Reputation: 2252
i'm trying to get the main img from this url, here what i tried so far :
Document doc = null;
try {
doc = Jsoup.connect(url).get();
} catch (IOException e) {
e.printStackTrace();
}
Element table = doc.select("center").get(1);
Elements rows = table.select("table[width=970]");
for (int i = 0; i < rows.size(); i++) {
Element row = rows.get(1);
Elements cols = row.select("table[width=634]");
for (int j = 0; j < cols.size(); j++) {
Element row1 = rows.get(1);
Elements cols1 = row1.select("table[width=600]");
for (int k = 0; k < cols1.size(); k++){
Element row0 = rows.first();
Elements cols0 = row0.select("td");
for (Element image : cols0) {
String image2 = image.absUrl("src").toString();
Log.i("tanja7 ", "pic " + image2);
}
}
}
}
this is the unstructured html page (i don't know how to copy the html code)
What i'm doing wrong?
Upvotes: 0
Views: 85
Reputation: 11712
It seems that you are expecting the inner elements as result of a JSoup select method call. That is not right - you get the elements that match the selector within the "search scope", which is given by the Element(s)/document class instance from which you call select
. So, if you want to get all table elements of the document you do doc.select("table")

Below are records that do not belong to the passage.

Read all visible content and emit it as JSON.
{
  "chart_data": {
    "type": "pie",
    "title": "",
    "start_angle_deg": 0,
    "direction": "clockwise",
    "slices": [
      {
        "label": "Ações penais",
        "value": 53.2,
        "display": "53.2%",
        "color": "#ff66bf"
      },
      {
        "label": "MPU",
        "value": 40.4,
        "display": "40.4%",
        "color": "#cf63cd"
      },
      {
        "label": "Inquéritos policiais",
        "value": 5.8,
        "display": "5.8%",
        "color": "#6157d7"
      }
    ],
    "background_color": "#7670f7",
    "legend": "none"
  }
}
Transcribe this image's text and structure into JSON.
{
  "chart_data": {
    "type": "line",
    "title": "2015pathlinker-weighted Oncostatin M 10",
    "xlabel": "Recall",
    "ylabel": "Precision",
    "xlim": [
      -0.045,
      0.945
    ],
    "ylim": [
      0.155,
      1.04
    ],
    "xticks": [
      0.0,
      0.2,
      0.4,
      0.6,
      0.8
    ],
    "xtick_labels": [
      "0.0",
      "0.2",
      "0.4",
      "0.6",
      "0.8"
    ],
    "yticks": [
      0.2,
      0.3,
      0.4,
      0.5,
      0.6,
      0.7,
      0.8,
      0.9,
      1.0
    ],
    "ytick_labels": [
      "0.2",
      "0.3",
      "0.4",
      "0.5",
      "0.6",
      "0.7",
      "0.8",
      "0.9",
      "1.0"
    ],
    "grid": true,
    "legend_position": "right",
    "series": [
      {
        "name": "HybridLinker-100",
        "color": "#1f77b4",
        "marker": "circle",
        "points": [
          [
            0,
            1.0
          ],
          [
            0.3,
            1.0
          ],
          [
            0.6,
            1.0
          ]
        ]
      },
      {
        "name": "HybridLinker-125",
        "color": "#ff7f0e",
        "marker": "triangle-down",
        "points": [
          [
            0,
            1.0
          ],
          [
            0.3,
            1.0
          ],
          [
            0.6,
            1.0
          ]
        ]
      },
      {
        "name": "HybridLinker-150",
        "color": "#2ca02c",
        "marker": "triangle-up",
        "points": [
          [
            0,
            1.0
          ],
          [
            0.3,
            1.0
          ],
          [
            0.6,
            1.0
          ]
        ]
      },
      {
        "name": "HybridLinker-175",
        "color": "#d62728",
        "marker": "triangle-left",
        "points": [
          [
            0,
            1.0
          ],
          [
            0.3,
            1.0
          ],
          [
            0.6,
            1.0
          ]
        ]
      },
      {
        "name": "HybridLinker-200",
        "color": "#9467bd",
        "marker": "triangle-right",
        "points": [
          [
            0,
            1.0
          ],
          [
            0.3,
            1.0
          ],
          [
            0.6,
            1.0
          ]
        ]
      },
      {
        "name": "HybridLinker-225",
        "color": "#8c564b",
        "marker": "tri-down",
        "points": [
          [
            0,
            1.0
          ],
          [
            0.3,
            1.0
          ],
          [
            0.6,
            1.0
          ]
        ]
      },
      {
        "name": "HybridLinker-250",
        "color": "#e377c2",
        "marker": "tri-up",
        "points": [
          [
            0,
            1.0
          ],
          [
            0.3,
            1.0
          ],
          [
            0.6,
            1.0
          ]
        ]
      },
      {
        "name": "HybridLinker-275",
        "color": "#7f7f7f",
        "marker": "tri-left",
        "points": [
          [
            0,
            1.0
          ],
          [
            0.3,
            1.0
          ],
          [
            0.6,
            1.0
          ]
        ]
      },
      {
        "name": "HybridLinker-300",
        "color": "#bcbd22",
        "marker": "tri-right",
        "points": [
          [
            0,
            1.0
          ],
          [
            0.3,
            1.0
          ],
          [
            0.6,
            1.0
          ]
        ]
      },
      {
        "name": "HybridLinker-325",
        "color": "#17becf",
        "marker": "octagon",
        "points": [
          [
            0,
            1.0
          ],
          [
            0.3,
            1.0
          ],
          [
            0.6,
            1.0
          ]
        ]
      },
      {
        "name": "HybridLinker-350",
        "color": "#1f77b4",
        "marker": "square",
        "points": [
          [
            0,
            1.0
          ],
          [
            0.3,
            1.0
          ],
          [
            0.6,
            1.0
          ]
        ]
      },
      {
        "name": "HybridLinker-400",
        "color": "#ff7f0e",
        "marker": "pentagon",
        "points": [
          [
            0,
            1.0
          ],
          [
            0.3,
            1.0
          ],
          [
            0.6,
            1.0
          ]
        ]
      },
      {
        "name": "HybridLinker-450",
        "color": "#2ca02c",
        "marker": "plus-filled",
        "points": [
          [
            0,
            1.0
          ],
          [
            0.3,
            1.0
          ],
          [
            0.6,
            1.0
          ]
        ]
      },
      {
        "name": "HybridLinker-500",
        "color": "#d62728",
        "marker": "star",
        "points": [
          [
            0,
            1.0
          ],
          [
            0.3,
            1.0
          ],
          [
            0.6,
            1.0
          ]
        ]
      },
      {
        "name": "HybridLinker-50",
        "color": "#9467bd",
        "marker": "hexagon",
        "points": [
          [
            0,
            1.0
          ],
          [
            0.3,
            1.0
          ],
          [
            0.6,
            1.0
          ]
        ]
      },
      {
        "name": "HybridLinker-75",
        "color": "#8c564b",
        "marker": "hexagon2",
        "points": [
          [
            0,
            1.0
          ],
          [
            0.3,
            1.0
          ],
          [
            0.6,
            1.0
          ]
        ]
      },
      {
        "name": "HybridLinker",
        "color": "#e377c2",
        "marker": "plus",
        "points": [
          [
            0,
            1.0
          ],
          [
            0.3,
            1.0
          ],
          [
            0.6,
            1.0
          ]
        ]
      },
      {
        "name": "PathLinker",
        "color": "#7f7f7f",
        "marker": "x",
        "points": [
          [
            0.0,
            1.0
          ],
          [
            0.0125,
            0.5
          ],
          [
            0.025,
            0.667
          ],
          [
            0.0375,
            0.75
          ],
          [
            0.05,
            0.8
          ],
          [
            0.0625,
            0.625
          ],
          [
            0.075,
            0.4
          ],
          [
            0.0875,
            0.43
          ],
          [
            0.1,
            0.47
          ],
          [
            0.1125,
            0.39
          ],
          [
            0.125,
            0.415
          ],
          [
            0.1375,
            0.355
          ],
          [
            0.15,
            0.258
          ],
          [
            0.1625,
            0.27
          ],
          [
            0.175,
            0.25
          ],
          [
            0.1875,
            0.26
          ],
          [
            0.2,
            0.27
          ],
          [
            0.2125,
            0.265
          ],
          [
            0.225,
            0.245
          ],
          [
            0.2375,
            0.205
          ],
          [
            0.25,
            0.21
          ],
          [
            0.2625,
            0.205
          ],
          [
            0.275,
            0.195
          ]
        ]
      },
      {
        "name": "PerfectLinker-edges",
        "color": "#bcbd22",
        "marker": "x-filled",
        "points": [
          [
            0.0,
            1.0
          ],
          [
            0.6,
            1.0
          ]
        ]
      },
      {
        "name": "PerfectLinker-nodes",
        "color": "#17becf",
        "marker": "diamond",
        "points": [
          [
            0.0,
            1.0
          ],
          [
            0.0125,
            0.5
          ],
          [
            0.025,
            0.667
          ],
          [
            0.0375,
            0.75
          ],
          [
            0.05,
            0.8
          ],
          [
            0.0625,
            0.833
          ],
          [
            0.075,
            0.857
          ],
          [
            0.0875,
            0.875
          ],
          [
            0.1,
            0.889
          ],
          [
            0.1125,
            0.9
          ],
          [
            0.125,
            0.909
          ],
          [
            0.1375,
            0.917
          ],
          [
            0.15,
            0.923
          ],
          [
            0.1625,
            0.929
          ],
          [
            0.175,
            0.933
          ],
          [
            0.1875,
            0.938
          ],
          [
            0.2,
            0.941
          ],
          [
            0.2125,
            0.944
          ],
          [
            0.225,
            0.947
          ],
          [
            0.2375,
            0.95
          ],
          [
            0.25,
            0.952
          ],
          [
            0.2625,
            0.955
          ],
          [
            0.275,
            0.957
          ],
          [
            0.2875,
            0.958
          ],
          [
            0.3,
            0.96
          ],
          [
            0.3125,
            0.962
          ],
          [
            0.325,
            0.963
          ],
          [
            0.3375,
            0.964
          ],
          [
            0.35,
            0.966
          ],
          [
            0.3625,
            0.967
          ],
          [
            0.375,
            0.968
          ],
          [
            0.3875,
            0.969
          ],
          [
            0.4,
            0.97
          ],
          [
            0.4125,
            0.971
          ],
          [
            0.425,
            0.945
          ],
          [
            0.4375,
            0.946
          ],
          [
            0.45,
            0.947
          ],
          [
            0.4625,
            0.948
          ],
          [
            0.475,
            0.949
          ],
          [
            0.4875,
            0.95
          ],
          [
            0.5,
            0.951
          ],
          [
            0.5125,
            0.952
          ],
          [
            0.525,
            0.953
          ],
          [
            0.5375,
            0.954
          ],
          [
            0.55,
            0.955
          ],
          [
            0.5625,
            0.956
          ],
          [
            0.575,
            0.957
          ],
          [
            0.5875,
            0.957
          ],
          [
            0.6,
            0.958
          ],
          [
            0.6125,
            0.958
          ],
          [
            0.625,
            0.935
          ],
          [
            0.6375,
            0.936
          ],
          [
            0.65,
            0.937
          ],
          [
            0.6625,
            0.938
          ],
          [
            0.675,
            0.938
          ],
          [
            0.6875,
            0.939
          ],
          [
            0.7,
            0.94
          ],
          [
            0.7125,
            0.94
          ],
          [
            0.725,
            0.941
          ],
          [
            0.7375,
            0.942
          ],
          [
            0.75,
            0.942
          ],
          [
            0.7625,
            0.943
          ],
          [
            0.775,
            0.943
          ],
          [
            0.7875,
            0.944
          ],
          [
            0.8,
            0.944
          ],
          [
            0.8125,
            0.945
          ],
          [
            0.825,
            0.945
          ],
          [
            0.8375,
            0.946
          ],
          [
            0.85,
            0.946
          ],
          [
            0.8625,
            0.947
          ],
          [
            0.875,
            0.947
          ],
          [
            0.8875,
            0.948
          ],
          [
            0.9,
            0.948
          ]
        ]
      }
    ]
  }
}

. This gives you not the rows, but the tables. Maybe you did understand this before, but your variable naming suggests otherwise.
Anyway, here is a selector that works. It will get all img elements that are (not necessarily direct) children of a table that has the attribute width=600
and is within another table of the document.
Elements imgEls = doc.select("table table[width=600] img");
System.out.println(imgEls.first().absUrl("src"));
You say the html is not structured, so you might want to check if the relevant images are really always inside two tables as specified.
update: if you are using a mobile device make sure to add:
doc = Jsoup.connect(url).userAgent("Mozilla").get();
Upvotes: 1